With the rise of e-commerce and social media platforms, MSMEs have received a further boost to scale their businesses and increase their audience base, especially post-COVID. According to BCG and FICCI report ‘Riding India’s Digital Super-cycle,’ over 60% SMEs expect their online sales to further increase in the future.

In 2019, Walmart Inc. announced the creation of the Walmart Vriddhi Supplier Development Program (Walmart Vriddhi) to train and prepare 50,000 Indian small businesses to ‘Make in India’ for global supply chains. Walmart Vriddhi is actively working with India’s micro-small-and-medium-sized enterprises (MSMEs) to expand domestic capabilities and participate in the global economy.

ABBS International Inc, an SME which was solely engaged in exports and offline sales prior to the pandemic, turned digital as it was the need of the hour. Its proprietor Surender Sharma shares the journey of his brand Fifth Element’s successful digital outreach through Walmart Vriddhi. “In 2019, we started focusing more on e-commerce growth as both exports and the domestic market moved online because of COVID. We approached Vriddhi and received a lot of support from them to identify the product, packaging, factory setup and how to make sales as well. We took our showroom online and the digitization of our factory has helped a lot, especially sales on the eCommerce platforms has pushed us to be more Digital,” says Sharma. Witnessing a 100% growth through e-commerce even during the pandemic, he has set ambitious sales targets of 100% for 2023-24 and 2024-25. “Looking at the sales growth and projections, my team of designers have identified new products to sell online through different channels in the domestic market,” he says.
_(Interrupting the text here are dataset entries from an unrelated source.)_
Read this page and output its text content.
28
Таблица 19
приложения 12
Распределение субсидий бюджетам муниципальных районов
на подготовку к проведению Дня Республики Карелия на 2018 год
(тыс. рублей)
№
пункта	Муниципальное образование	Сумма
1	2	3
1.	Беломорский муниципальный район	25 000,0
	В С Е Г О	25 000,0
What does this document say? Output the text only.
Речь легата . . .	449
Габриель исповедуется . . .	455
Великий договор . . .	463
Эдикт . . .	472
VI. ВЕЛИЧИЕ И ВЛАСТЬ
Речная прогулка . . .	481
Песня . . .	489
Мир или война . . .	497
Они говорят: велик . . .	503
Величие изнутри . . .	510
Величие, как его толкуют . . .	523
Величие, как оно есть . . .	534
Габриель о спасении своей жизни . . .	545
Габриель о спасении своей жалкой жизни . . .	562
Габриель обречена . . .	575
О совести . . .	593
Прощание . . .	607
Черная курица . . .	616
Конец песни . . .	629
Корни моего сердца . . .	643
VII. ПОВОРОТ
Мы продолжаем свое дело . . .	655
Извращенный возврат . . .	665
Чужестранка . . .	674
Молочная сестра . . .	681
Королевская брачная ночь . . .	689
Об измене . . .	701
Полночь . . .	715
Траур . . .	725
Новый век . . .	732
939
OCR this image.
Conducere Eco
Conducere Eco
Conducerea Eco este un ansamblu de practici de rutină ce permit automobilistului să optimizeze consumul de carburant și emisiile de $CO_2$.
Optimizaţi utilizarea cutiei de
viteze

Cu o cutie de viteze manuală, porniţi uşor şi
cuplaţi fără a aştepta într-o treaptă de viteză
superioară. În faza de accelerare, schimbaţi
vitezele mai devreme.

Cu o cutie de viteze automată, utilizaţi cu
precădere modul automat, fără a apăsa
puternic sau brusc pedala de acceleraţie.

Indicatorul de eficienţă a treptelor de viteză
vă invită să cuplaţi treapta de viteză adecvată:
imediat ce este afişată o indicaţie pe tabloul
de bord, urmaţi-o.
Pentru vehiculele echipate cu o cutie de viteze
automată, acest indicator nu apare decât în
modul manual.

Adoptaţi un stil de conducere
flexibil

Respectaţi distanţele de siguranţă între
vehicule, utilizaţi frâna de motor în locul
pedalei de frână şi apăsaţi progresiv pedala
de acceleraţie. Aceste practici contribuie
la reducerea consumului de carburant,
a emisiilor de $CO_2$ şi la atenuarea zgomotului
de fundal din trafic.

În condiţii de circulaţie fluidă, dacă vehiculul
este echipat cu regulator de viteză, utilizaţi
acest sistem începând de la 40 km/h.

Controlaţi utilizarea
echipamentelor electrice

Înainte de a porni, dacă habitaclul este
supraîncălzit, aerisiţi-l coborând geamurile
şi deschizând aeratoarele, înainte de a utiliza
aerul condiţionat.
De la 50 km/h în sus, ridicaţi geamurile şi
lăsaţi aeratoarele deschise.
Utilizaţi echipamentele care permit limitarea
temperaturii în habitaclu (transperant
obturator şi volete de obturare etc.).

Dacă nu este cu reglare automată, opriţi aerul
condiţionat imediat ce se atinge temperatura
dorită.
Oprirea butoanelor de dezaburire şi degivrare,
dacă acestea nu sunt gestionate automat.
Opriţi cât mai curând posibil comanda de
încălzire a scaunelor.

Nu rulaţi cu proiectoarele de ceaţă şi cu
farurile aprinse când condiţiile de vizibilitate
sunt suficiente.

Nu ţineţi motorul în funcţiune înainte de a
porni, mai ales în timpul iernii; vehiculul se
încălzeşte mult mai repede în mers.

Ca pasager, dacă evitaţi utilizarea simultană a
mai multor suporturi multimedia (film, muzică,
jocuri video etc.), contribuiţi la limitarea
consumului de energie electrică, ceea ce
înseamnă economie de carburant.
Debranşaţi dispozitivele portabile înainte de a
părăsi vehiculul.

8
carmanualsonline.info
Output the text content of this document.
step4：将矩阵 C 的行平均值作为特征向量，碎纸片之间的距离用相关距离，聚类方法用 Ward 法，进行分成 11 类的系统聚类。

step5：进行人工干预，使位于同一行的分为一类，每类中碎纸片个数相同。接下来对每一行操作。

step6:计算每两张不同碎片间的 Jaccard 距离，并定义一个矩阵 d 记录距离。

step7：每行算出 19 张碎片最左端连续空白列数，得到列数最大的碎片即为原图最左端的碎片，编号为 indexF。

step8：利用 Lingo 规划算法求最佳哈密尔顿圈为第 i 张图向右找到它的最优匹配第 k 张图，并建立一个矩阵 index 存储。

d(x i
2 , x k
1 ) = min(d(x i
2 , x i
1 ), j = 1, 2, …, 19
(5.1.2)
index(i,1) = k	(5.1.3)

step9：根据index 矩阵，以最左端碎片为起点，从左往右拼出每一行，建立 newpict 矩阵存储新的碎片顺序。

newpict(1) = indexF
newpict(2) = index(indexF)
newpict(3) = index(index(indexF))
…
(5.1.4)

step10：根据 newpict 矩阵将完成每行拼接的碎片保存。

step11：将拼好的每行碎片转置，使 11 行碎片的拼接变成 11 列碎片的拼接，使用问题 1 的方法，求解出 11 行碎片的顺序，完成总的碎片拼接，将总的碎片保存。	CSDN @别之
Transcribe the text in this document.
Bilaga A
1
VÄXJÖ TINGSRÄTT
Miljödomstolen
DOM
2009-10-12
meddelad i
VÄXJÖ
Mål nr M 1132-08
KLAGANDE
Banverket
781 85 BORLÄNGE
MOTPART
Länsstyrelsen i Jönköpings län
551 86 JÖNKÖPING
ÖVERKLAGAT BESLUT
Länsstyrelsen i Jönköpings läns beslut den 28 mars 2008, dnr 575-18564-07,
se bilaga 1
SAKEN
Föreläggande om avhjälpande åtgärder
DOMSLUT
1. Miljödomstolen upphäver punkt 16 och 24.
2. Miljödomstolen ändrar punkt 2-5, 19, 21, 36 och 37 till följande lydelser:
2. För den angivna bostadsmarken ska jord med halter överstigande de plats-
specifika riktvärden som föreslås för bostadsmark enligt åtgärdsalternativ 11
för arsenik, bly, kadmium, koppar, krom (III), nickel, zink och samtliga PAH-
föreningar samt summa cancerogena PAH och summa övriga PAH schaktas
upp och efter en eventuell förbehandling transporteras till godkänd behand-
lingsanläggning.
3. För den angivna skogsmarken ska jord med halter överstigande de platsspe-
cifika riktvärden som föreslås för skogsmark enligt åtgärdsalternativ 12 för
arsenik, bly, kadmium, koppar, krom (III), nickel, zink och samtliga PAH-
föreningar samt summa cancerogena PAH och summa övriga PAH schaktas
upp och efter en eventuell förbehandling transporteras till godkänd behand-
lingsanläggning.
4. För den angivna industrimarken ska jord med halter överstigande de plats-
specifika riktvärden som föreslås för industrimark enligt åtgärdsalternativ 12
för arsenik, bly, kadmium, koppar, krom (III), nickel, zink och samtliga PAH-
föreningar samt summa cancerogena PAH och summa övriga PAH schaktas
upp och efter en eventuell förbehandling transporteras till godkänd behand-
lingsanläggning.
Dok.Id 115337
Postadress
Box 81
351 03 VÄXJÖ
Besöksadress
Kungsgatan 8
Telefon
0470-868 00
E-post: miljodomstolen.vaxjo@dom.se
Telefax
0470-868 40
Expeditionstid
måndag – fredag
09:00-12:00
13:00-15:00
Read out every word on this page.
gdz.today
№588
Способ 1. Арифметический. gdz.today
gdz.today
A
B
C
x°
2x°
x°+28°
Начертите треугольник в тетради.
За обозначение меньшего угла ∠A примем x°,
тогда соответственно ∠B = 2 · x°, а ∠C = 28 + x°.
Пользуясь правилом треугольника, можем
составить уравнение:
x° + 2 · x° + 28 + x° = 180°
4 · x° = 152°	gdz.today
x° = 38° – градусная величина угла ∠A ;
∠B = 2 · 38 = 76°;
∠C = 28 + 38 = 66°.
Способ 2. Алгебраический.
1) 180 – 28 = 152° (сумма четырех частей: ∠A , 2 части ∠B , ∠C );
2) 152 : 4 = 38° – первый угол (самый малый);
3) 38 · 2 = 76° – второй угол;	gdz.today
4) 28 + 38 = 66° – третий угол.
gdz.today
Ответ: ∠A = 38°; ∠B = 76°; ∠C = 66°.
“Shobitam is steadily spending more of its budget on Digital marketing with high ROAS, using platforms across all channels (Google, FB, Emails and Website). We have built custom solutions to design our sarees with bespoke blouse solutions where we collect measurements digitally from customers, transmit them to our tailors electronically and deliver to our customers globally without the traditional stores and physical meetings. Our custom built ‘Right Track App’ has been a game changer for us to track inventory across the value chain, starting from weavers and artisans in the supply chain to quality control, catalogue, and packaging, till it gets delivered to our customers. With this level of traceability and speed, our digital marketing also emphasises that messaging to customers with global delivery in 3-7 days,” shares Aparna Thyagarajan, Co-founder & Chief Product Officer, Shobitam.